ECLI:NL:RBROT:2023:5836

Rechtbank Rotterdam

Datum uitspraak
16 juni 2023
Publicatiedatum
6 juli 2023
Zaaknummer
FT EA 23/239 en FT EA 23/240
Instantie
Rechtbank Rotterdam
Type
Uitspraak
Rechtsgebied
Civiel recht; Insolventierecht
Procedures
  • Eerste aanleg - enkelvoudig
Rechters
Vindplaatsen
  • Rechtspraak.nl
AI samenvatting door LexboostAutomatisch gegenereerd

Toewijzing verzoek dwangakkoord en saneringskrediet in faillissementsprocedure

Op 16 juni 2023 heeft de Rechtbank Rotterdam uitspraak gedaan in een faillissementsprocedure waarbij verzoeker, die in financiële problemen verkeert, een verzoek heeft ingediend om een dwangakkoord te verkrijgen met zijn schuldeisers. Verzoeker heeft op 9 maart 2023 een verzoek ingediend op basis van artikel 287a van de Faillissementswet, waarin hij een schuldregeling heeft aangeboden aan zijn negen concurrente schuldeisers, met een totaalbedrag van € 34.756,87. De aangeboden regeling houdt in dat de schuldeisers 4,917% van hun vordering ontvangen, wat is gebaseerd op de NVVK-norm en de afloscapaciteit van verzoeker, die afhankelijk is van een participatiewet-uitkering.

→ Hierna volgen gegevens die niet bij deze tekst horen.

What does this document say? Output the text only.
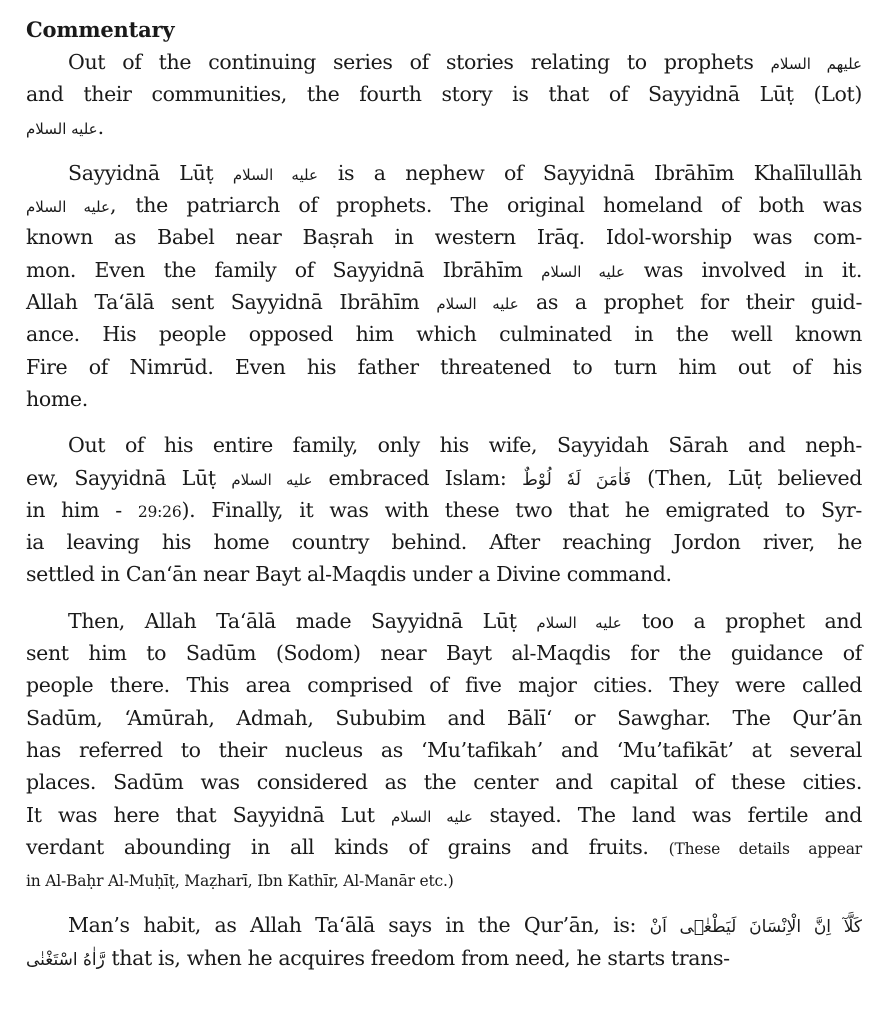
Commentary
Out of the continuing series of stories relating to prophets عليهم السلام
and their communities, the fourth story is that of Sayyidnā Lūṭ (Lot)
عليه السلام.
Sayyidnā Lūṭ عليه السلام is a nephew of Sayyidnā Ibrāhīm Khalīlullāh
عليه السلام, the patriarch of prophets. The original homeland of both was
known as Babel near Baṣrah in western Irāq. Idol-worship was com-
mon. Even the family of Sayyidnā Ibrāhīm عليه السلام was involved in it.
Allah Ta‘ālā sent Sayyidnā Ibrāhīm عليه السلام as a prophet for their guid-
ance. His people opposed him which culminated in the well known
Fire of Nimrūd. Even his father threatened to turn him out of his
home.
Out of his entire family, only his wife, Sayyidah Sārah and neph-
ew, Sayyidnā Lūṭ عليه السلام embraced Islam: فَاٰمَنَ لَهٗ لُوْطٌ (Then, Lūṭ believed
in him - 29:26). Finally, it was with these two that he emigrated to Syr-
ia leaving his home country behind. After reaching Jordon river, he
settled in Can‘ān near Bayt al-Maqdis under a Divine command.
Then, Allah Ta‘ālā made Sayyidnā Lūṭ عليه السلام too a prophet and
sent him to Sadūm (Sodom) near Bayt al-Maqdis for the guidance of
people there. This area comprised of five major cities. They were called
Sadūm, ‘Amūrah, Admah, Sububim and Bālī‘ or Sawghar. The Qur’ān
has referred to their nucleus as ‘Mu’tafikah’ and ‘Mu’tafikāt’ at several
places. Sadūm was considered as the center and capital of these cities.
It was here that Sayyidnā Lut عليه السلام stayed. The land was fertile and
verdant abounding in all kinds of grains and fruits. (These details appear
in Al-Baḥr Al-Muḥīṭ, Maẓharī, Ibn Kathīr, Al-Manār etc.)
Man’s habit, as Allah Ta‘ālā says in the Qur’ān, is: كَلَّآ اِنَّ الْاِنْسَانَ لَيَطْغٰۤى اَنْ
رَّاٰهُ اسْتَغْنٰى that is, when he acquires freedom from need, he starts trans-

Acht van de negen schuldeisers hebben ingestemd met de aangeboden regeling, maar de heer [naam01], die een vordering van € 20.584,36 heeft, heeft geweigerd in te stemmen. In zijn verweerschrift heeft hij aangegeven dat verzoeker veel overlast heeft veroorzaakt in de voormalige woning en dat de aangeboden regeling te laag is, gezien de schade aan de woning en de huurachterstand. De rechtbank heeft vastgesteld dat de vordering van [naam01] een aanzienlijk aandeel heeft in de totale schuldenlast en dat de meerderheid van de schuldeisers akkoord is gegaan met de regeling.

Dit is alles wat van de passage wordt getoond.